Pertanyaannya adalah, mengapa MK tetap menganggap Pemilu yang diselenggarakan secara tidak serentak, termasuk pemilu yang akan dilakukan dalam waktu dekat, dengan segala akibat hukumnya harus tetap dinyatakan sah dan konstitusional?
"Ada kontradiksi interminis, pertentangan logika. Bukankah mereka (MK) sudah mengabulkan gugatan Effendi Gazali dan kawan-kawan? Berarti apa yang diatur UU sekarang kan bertentangan dengan konstitusi," ungkap pakar tata negara, Margarito Kamis, saat diwawancara Rakyat Merdeka Online, Kamis (23/1).
Pertanyaan lainnya, mengapa MK menoleransi hal yang salah masih bisa dilakukan lagi?
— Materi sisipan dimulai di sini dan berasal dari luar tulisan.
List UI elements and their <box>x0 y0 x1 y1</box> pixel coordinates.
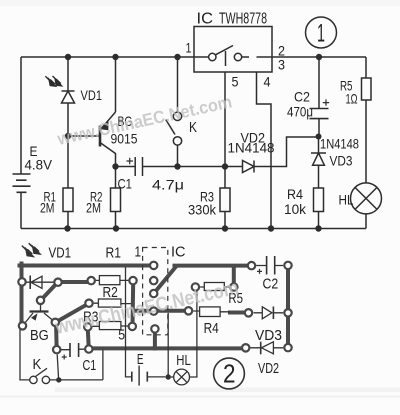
svg-text:VD1: VD1 <box>81 87 103 103</box>
wire R1 branch <box>67 136 69 229</box>
trace resistor column <box>131 281 136 327</box>
label C2 layout <box>263 275 279 292</box>
figure number 2 circle <box>214 358 245 389</box>
wire K to C1 junction <box>50 379 103 381</box>
label R5 layout <box>228 290 243 307</box>
wire battery to bottom rail <box>20 192 22 228</box>
label VD1 layout <box>49 245 72 262</box>
pad C1 right <box>85 345 92 352</box>
svg-text:C2: C2 <box>263 275 279 292</box>
svg-text:2: 2 <box>223 359 236 389</box>
svg-text:2M: 2M <box>86 200 101 216</box>
pad R1 right <box>129 277 136 284</box>
pad IC pin4 <box>150 307 157 314</box>
wire left branch to battery <box>20 57 22 174</box>
pad R5 right <box>230 283 237 290</box>
label VD3 1N4148 <box>320 136 359 152</box>
svg-text:IC: IC <box>171 244 186 261</box>
label R3 layout <box>83 309 98 326</box>
trace VD1 cathode to R1 <box>58 280 91 284</box>
label C1 <box>118 176 133 192</box>
node battery lamp dot <box>166 374 171 379</box>
node K bottom junction <box>174 163 180 169</box>
label HL <box>339 192 354 208</box>
node top K <box>174 54 180 60</box>
wire to pin5 junction <box>178 166 243 168</box>
lamp HL layout <box>171 369 190 385</box>
label R3 <box>200 189 214 205</box>
label VD2 1N4148 <box>228 140 275 156</box>
svg-text:C1: C1 <box>118 176 133 192</box>
svg-text:VD3: VD3 <box>330 153 353 169</box>
label R1 2M <box>40 200 55 216</box>
node pin5 R3 junction <box>222 163 228 169</box>
resistor R1 <box>63 188 73 212</box>
node top output pin2 <box>316 54 322 60</box>
node C2 VD3 junction <box>316 134 322 140</box>
svg-text:1: 1 <box>186 40 192 56</box>
wire right branch R5 <box>365 57 367 183</box>
label R5 <box>340 78 353 94</box>
pad VD2 right <box>284 344 291 351</box>
pad VD3 right <box>284 309 291 316</box>
resistor R5 <box>362 78 372 100</box>
trace BG collector to R2 <box>55 303 89 322</box>
wire BG collector <box>115 153 117 167</box>
label R4 layout <box>204 320 219 337</box>
pad VD1 cathode <box>54 279 61 286</box>
svg-text:TWH8778: TWH8778 <box>219 11 267 28</box>
wire top rail <box>21 56 366 58</box>
svg-text:1: 1 <box>135 244 142 261</box>
transistor BG layout <box>25 305 54 324</box>
label pin 1 <box>186 40 192 56</box>
svg-text:1N4148: 1N4148 <box>228 140 275 156</box>
layout labels <box>30 244 282 378</box>
trace R3 to C1 right <box>88 327 89 349</box>
pad IC pin2 <box>150 277 157 284</box>
label pin 2 <box>278 43 285 59</box>
wire lamp to R5 pad <box>190 292 197 378</box>
label 470u <box>287 104 313 120</box>
label pin 4 <box>264 74 271 90</box>
node VD1 base junction <box>65 133 71 139</box>
label R1 <box>44 189 57 205</box>
node top VD1 <box>65 54 71 60</box>
pad R2 left <box>85 300 92 307</box>
battery E layout <box>132 366 166 386</box>
pad BG emitter <box>19 322 26 329</box>
capacitor C1 4.7u <box>127 157 143 176</box>
node bottom R4 <box>315 225 321 231</box>
pad IC pin3 <box>150 290 157 297</box>
IC footprint dashed box <box>143 248 168 335</box>
pad R1 left <box>88 277 95 284</box>
label R4 <box>287 186 303 202</box>
svg-text:K: K <box>33 356 42 373</box>
wire pin5 <box>224 72 226 166</box>
resistor R4 <box>314 188 324 212</box>
label K <box>189 119 197 136</box>
resistor R1 layout <box>96 276 129 285</box>
label 330k <box>188 202 217 218</box>
label R1 layout <box>106 245 122 262</box>
watermark bottom <box>52 277 240 339</box>
label IC TWH8778 <box>197 11 268 28</box>
svg-text:10k: 10k <box>284 201 307 217</box>
trace VD1 to BG base <box>41 282 59 301</box>
label IC layout <box>171 244 186 261</box>
label R2 layout <box>103 284 118 301</box>
wire pin4 to ground <box>257 72 272 228</box>
svg-text:R4: R4 <box>204 320 219 337</box>
pad R4 right VD3 left <box>245 309 252 316</box>
resistor R3 layout <box>92 322 128 330</box>
wire R2 branch <box>115 167 117 229</box>
schematic text labels <box>25 11 360 218</box>
svg-text:1: 1 <box>317 20 325 48</box>
label 9015 <box>111 131 138 147</box>
trace BG collector to C1 <box>54 323 59 350</box>
pad C1 left <box>53 346 60 353</box>
pad column bottom R3 right <box>129 323 136 330</box>
node bottom R2 <box>113 225 119 231</box>
svg-text:4: 4 <box>264 74 271 90</box>
label C1 layout <box>83 357 97 374</box>
label E layout <box>137 351 144 368</box>
trace top border <box>20 264 154 268</box>
wire BG emitter <box>115 57 117 112</box>
wire bottom rail <box>21 228 366 230</box>
label R2 <box>90 189 103 205</box>
node top BG emitter <box>112 54 118 60</box>
resistor R3 <box>220 188 230 212</box>
svg-text:HL: HL <box>176 352 191 369</box>
svg-text:470μ: 470μ <box>287 104 313 120</box>
svg-text:R4: R4 <box>287 186 303 202</box>
label 4.7u <box>152 177 184 193</box>
label R2 2M <box>86 200 101 216</box>
label K layout <box>33 356 42 373</box>
capacitor C1 layout <box>61 343 85 360</box>
svg-text:1Ω: 1Ω <box>346 91 358 107</box>
svg-text:HL: HL <box>339 192 354 208</box>
wire lamp to bottom rail <box>365 214 367 229</box>
figure number 1 circle <box>306 17 337 48</box>
node C1 left junction <box>112 163 118 169</box>
pad IC pin5 <box>151 325 158 332</box>
svg-text:5: 5 <box>118 327 125 344</box>
svg-text:BG: BG <box>30 327 49 344</box>
pad IC pin1 <box>150 262 157 269</box>
label 10k <box>284 201 307 217</box>
svg-text:1N4148: 1N4148 <box>320 136 359 152</box>
label VD3 layout <box>255 327 282 344</box>
transistor Q BG 9015 <box>100 112 116 154</box>
diode VD3 1N4148 <box>311 137 326 166</box>
svg-text:C2: C2 <box>294 89 310 105</box>
lamp HL <box>351 183 382 214</box>
label VD2 <box>241 130 266 146</box>
svg-text:R2: R2 <box>103 284 118 301</box>
pad VD2 left <box>242 344 249 351</box>
resistor R2 layout <box>94 299 131 307</box>
IC U1 TWH8778 box <box>194 27 272 73</box>
label 1 ohm <box>346 91 358 107</box>
svg-text:3: 3 <box>278 57 285 73</box>
pads <box>18 262 291 354</box>
label BG <box>118 113 133 129</box>
trace R5 riser <box>232 267 236 288</box>
svg-text:E: E <box>137 351 144 368</box>
wire R3 branch <box>224 167 226 229</box>
trace right column <box>286 265 290 347</box>
resistor R2 <box>111 188 121 212</box>
wire VD2 cathode to node <box>254 137 319 167</box>
wire C2 branch <box>318 57 320 137</box>
pad R4 left <box>185 307 192 314</box>
label VD3 <box>330 153 353 169</box>
wire dot up to C1 pad <box>57 354 58 379</box>
label VD2 layout <box>258 360 279 377</box>
switch K <box>166 57 182 167</box>
svg-text:VD2: VD2 <box>258 360 279 377</box>
trace pin5 riser <box>153 329 157 349</box>
wire up to bottom trace <box>102 350 104 380</box>
svg-text:4.7μ: 4.7μ <box>152 177 184 193</box>
node bottom R3 <box>222 225 228 231</box>
wire battery positive drop <box>126 268 132 377</box>
diode VD2 layout <box>250 342 283 355</box>
svg-text:VD1: VD1 <box>49 245 72 262</box>
trace ground row <box>134 309 189 313</box>
trace bottom long <box>89 346 246 350</box>
pad VD1 anode <box>18 278 25 285</box>
pad R5 left <box>192 283 199 290</box>
label 1 in circle <box>317 20 325 48</box>
svg-text:5: 5 <box>232 74 239 90</box>
pad BG collector <box>52 319 59 326</box>
svg-text:K: K <box>189 119 197 136</box>
node bottom pin4 <box>268 225 274 231</box>
resistor R5 layout <box>200 283 229 291</box>
switch K layout <box>30 368 50 383</box>
label 5 layout <box>118 327 125 344</box>
wire dot to ground trace riser <box>167 313 169 377</box>
label VD1 <box>81 87 103 103</box>
svg-text:4.8V: 4.8V <box>25 157 53 173</box>
svg-text:2M: 2M <box>40 200 55 216</box>
diode VD1 layout <box>22 243 42 289</box>
wire C1 row <box>116 166 178 168</box>
label pin 5 <box>232 74 239 90</box>
node bottom R1 <box>64 225 70 231</box>
label HL layout <box>176 352 191 369</box>
trace left border <box>20 264 24 327</box>
pad BG base <box>37 297 44 304</box>
photodiode VD1 <box>45 76 74 103</box>
diode VD2 1N4148 <box>243 161 255 173</box>
label E <box>30 143 38 159</box>
watermark top <box>55 91 234 149</box>
trace pin3 diagonal <box>154 267 176 293</box>
resistor R4 layout <box>193 307 230 317</box>
wire VD1 branch <box>67 57 69 136</box>
label C2 <box>294 89 310 105</box>
svg-text:IC: IC <box>197 11 214 28</box>
pad R3 left <box>84 323 91 330</box>
diode VD3 layout <box>254 307 284 320</box>
node K C1 dot <box>56 377 61 382</box>
battery E 4.8V <box>13 174 31 192</box>
wire left thin drop to K <box>20 328 30 380</box>
label pin 3 <box>278 57 285 73</box>
svg-text:R1: R1 <box>106 245 122 262</box>
trace to C2 <box>175 264 252 268</box>
label BG layout <box>30 327 49 344</box>
trace R4 to VD3 pad <box>230 311 248 315</box>
wire base <box>68 135 99 137</box>
capacitor C2 470u <box>310 99 330 118</box>
label 4.8V <box>25 157 53 173</box>
wire R4 branch <box>318 165 320 228</box>
label 1 layout <box>135 244 142 261</box>
pad C2 left <box>248 262 255 269</box>
svg-text:C1: C1 <box>83 357 97 374</box>
capacitor C2 layout <box>256 256 283 275</box>
wire VD1 row layout <box>22 281 58 283</box>
svg-text:330k: 330k <box>188 202 217 218</box>
svg-text:VD3: VD3 <box>255 327 282 344</box>
pad C2 right <box>284 262 291 269</box>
Margarito tegaskan bahwa keputusan MK itu ambigu. MK masih membiarkan kesalahan untuk dilakukan kembali, walaupun hanya untuk sekali.
Seharusnya, MK memutuskan "terima atau tidak terima" pengujian UU 42/2008 tersebut. Kalau MK mengabulkan bahwa Pemilu harus dilakukan serentak, maka keputusan itu harus segera diberlakukan.
"Hakikat keberadaan MK itu adalah untuk menegakkan konstitusi. Jadi, dasar pertimbangan MK itu bukan soal dampak politik atau dampak sosial, tapi soal menegakkan konstitusi," tegas Margarito.
Menurutnya lagi, dalam putusannya MK bisa menyelipkan pertimbangkan dampak politik dan sosial, tetapi itu hanya bersifat pengayaan. Kalaupun pertimbangan itu dipakai, maka harus dipakai untuk menguatkan dan meluruskan konstitusi.
"Putusan MK ini setengah-setengah, atau ambigu. Satu sisi meluruskan, satu sisi membiarkan kesalahan," tegasnya.